@AndrewBevevino reviews Out of the Furnace

Out of the Furnace: Lukewarm

By Andrew Bevevino 

Among the superstars to appear in the drama/thriller Out of the Furnace are Casey Affleck, Forrest Whitaker, Woody Harrelson, Willem Dafoe, and Zoe Saldana. Did I mention Christian Bale? Oh yeah, one of the producers is Leonardo DiCaprio.  All of this star-power should have churned out an epic movie, right? Well, not necessarily. It turns out that Out of the Furnace should have stayed in the furnace a little longer.

Set in the steel mill town of Braddock, Pennsylvania, the story unfolds around Russell Baze, a scruffy steel mill worker portrayed by Christian Bale. Russell works his days away at the local mill, trying to provide for his wife Lena, played by Zoe Saldana. Russell and Lena are happy, living in a small house in Braddock and even thinking about having kids.

The steel mill setting is, above all else, bleak. Rusty machinery and billows of smoke are always present, portraying a very raw, cold theme. Before nearly every scene is an establishing shot of the towering smoke stacks or the massive steel mills. Many shots are composed in dim lighting, and the appearance of the sun is scarce. If director Scott Cooper wanted to make a grim, dreary movie, then he did a damn good job.

It seems like Russell is doing all the right things. He works double shifts at the steel mill to make extra money, and he does his best to keep his wife happy. However, his life is dismantled when he drives home after drinking and smashes into another car, killing a young boy. Baze serves a lengthy prison sentence, and his life starts to unravel.

This movie may be subpar, but Bale’s performance is certainly not. With tragic eyes and forsaken presence, Bale plays the sad character of Russell Baze almost flawlessly. Baze loses everything: his wife leaves him, his father dies, he loses his job, and his brother finds fatal trouble. Bale’s desolate gaze and soft, forlorn demeanor make him seem as if he has nothing to live for. Among the dust clouds of mediocrity, Bale rises up as a star.
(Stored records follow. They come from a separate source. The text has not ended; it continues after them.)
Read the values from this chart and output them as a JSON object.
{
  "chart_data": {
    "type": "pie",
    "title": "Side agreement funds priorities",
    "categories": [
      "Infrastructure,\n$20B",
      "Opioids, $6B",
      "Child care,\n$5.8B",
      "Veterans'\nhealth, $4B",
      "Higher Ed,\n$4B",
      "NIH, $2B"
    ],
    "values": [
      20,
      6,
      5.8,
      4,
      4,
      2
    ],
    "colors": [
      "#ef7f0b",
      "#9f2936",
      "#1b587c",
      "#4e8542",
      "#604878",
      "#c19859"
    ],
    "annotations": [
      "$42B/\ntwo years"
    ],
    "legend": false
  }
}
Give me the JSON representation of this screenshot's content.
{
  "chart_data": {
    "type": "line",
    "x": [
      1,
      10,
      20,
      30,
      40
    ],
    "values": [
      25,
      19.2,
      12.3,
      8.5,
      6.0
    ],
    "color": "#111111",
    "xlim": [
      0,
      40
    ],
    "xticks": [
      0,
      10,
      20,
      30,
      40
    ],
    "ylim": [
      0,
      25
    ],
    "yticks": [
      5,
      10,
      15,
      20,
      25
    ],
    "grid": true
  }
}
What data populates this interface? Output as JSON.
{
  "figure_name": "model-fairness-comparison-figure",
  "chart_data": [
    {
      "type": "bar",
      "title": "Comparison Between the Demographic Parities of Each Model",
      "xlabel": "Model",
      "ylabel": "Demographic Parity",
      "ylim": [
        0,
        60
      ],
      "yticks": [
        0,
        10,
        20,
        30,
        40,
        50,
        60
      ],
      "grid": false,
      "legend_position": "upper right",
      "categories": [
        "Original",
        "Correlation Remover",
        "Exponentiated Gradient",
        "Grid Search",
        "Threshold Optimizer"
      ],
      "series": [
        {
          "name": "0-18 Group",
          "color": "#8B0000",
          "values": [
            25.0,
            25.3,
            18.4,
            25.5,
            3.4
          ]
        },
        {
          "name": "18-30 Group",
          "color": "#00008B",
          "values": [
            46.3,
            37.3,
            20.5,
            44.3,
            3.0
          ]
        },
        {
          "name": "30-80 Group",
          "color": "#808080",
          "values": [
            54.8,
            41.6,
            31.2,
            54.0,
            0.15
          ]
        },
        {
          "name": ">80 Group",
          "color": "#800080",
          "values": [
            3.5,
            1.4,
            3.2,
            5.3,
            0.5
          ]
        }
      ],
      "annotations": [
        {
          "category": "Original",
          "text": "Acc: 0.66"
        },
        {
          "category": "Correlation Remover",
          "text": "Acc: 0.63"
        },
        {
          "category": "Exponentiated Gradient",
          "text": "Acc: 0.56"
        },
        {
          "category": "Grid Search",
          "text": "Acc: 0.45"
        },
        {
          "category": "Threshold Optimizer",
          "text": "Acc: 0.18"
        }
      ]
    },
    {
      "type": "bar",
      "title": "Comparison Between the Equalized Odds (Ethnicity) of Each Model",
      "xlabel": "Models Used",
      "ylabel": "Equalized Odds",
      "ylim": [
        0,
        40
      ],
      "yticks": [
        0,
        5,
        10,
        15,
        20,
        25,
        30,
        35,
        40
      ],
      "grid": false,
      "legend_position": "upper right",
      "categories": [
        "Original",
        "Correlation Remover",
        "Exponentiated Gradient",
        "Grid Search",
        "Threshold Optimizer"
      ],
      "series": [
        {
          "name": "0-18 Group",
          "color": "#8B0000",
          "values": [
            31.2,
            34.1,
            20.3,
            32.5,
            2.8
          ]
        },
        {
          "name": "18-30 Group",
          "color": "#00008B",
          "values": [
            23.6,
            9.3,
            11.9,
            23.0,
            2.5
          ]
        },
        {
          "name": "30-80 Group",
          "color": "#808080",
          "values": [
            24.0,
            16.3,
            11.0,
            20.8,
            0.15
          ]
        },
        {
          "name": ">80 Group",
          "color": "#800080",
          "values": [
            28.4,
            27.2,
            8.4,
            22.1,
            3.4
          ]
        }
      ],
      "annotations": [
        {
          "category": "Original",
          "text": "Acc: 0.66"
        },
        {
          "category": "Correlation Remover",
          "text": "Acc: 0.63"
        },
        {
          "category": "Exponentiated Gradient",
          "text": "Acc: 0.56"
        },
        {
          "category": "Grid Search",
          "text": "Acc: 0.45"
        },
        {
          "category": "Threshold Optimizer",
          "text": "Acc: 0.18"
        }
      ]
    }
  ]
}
Though Russell Baze is hardworking, his brother Rodney, played by Casey Affleck, is a misfit. An Iraq War veteran and a compulsive gambler, Rodney has trouble paying off his debts. His money troubles lead him to fight in bare-knuckle boxing matches in rundown warehouses between Pennsylvania and West Virginia.

It’s in this ring of underground fighting that we are introduced to Harlan DeGroat, played by Woody Harrelson. DeGroat is a gruff, volatile, West Virginian crime-lord who shoots heroine under his big toe nail and doesn’t give a second thought to killing anyone standing in his way. DeGroat is, in a word, crazy.

Rodney finds himself fighting in DeGroat’s warehouse, working to pay off one of his many debts. Though Rodney escapes the fight, DeGroat, unsatisfied, tracks him down. It’s here where the main conflict of the movie unfolds, and DeGroat damns himself to be hunted down by Rodney’s tenacious brother, Russell.

Harrelson’s performance in this film is also masterful. His ruthless portrayal of the psychopath DeGroat left me shocked.  For example, the opening scene shows DeGroat shoving a hot dog down a woman’s throat, nearly choking her to death. DeGroat continues his savage ways throughout the movie, getting into fist fights and committing more than a few murders. Harrelson certainly added some flare to this otherwise bland movie.

Out of the Furnace should have been thrilling, gritty, and adventurous. Sadly, it wasn’t. The bare-knuckle boxing matches do provide some flash, but those are few and far between. Russell spends a good portion of the movie fixing up his deceased father’s home, chipping paint off the door frame and cleaning the gutter. For the majority of the movie, Rodney is shown having a few drinks then running off. In a movie loaded with stars, there should have been more excitement.

But it wasn’t just the lack of explosions and gun-fights that deflated this film. Affleck’s role as Rodney Baze, a central character, left a lot to be desired. Except for a few outbursts and fight scenes, Rodney was one-dimensional. His low, monotonous voice and jaded personality were anything but dynamic. The fact that he was in Iraq War veteran was definitely underplayed. Had this character been developed a bit more, Out of the Furnace would have stayed a little warmer.

If Rodney was intended to be a constantly soft-spoken, weary guy, then there was a major misfire by director Scott Cooper. Cooper is known for his direction in the film Crazy Heart, starring Jeff Bridges. However, that’s about all he’s known for. Out of the Furnace is only Cooper’s second film as a director. Cooper’s inexperience shows as this movie, failing to take advantage of acting talent and experience, nearly falls on flat its face.

Overall, Out of the Furnace isn’t great. This is, at best, a decent film. If you’re a fan of Christian Bale, or if you like the steel mill scenery of Braddock, Pennsylvania, then this movie is worth your time. Otherwise, don’t get your hopes up.